Alcohol consumption is linked to increased risk of cancers of the mouth and throat, voice box, esophagus, liver, breast, and colon/rectum. There is also some evidence connecting it to melanoma and cancers of the pancreas, prostate, and stomach, though that evidence is less definitive. The cancer risk applies to all types of alcoholic beverages, not just hard liquor. It is the ethanol itself, and a toxic byproduct your body creates when breaking it down, that damages DNA and promotes cancer growth.

How Alcohol Use Disorder Is Classified

When drinking becomes a medical problem, it’s diagnosed as alcohol use disorder (AUD) under the current diagnostic manual used by mental health professionals. The most recent edition consolidated what used to be two separate diagnoses, “alcohol abuse” and “alcohol dependence,” into a single condition with three severity levels.

A diagnosis requires meeting at least 2 of 11 criteria within a 12-month period. These criteria cover things like drinking more than intended, being unable to cut back, craving alcohol, neglecting responsibilities because of drinking, continuing to drink despite relationship or health problems, developing tolerance, and experiencing withdrawal. The severity breaks down simply: 2 to 3 criteria met is mild, 4 to 5 is moderate, and 6 or more is severe. Craving was added as a criterion in the current system, while legal problems (like a DUI) were removed as a standalone criterion.

Alcohol as a Calorie Source

Nutritionally, alcohol doesn’t fit into the three standard macronutrient categories of fat, protein, and carbohydrate. It is sometimes called the “fourth macronutrient” because your body does extract energy from it: 7 calories per gram. That places it between carbohydrates and protein (both 4 calories per gram) and fat (9 calories per gram). Unlike actual macronutrients, though, alcohol provides no essential nutrients, no building blocks for tissue repair, and no vitamins or minerals your body needs.
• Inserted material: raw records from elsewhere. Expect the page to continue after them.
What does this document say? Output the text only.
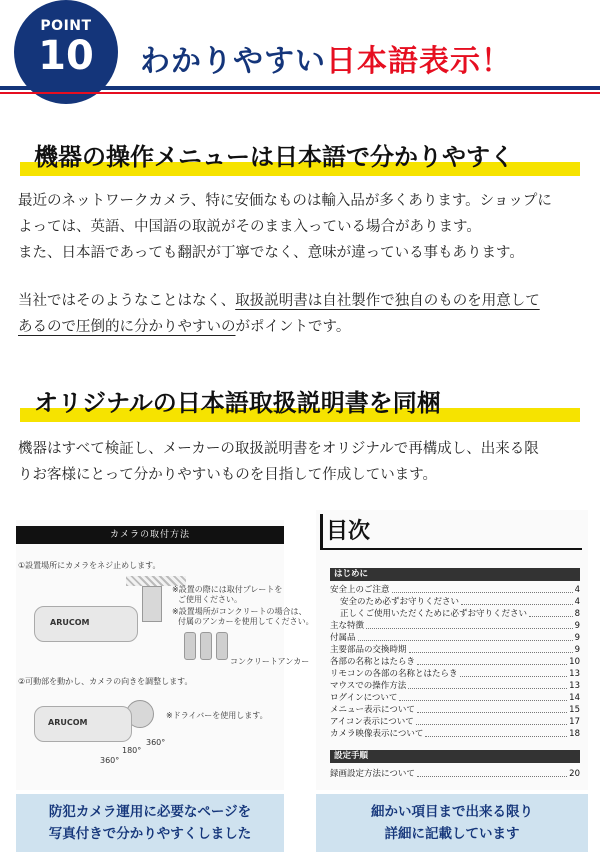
POINT
10	わかりやすい日本語表示！
機器の操作メニューは日本語で分かりやすく
最近のネットワークカメラ、特に安価なものは輸入品が多くあります。ショップに
よっては、英語、中国語の取説がそのまま入っている場合があります。
また、日本語であっても翻訳が丁寧でなく、意味が違っている事もあります。
当社ではそのようなことはなく、取扱説明書は自社製作で独自のものを用意して
あるので圧倒的に分かりやすいのがポイントです。
オリジナルの日本語取扱説明書を同梱
機器はすべて検証し、メーカーの取扱説明書をオリジナルで再構成し、出来る限
りお客様にとって分かりやすいものを目指して作成しています。
カメラの取付方法
①設置場所にカメラをネジ止めします。
ARUCOM
※設置の際には取付プレートを
ご使用ください。
※設置場所がコンクリートの場合は、
付属のアンカーを使用してください。
コンクリートアンカー
②可動部を動かし、カメラの向きを調整します。
ARUCOM
※ドライバーを使用します。
360°
180°
360°
目次
はじめに
安全上のご注意	4
安全のため必ずお守りください	4
正しくご使用いただくために必ずお守りください	8
主な特徴	9
付属品	9
主要部品の交換時期	9
各部の名称とはたらき	10
リモコンの各部の名称とはたらき	13
マウスでの操作方法	13
ログインについて	14
メニュー表示について	15
アイコン表示について	17
カメラ映像表示について	18
設定手順
録画設定方法について	20
防犯カメラ運用に必要なページを
写真付きで分かりやすくしました
細かい項目まで出来る限り
詳細に記載しています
The calories are essentially empty, and your body prioritizes metabolizing alcohol over other fuel sources, which can disrupt normal fat burning and contribute to weight gain over time.

A standard beer contains roughly 150 calories, a glass of wine around 120, and a shot of spirits about 100, before any mixers are added. Because alcohol calories don’t trigger the same fullness signals as food, they tend to stack on top of whatever you’re eating rather than replacing other calories.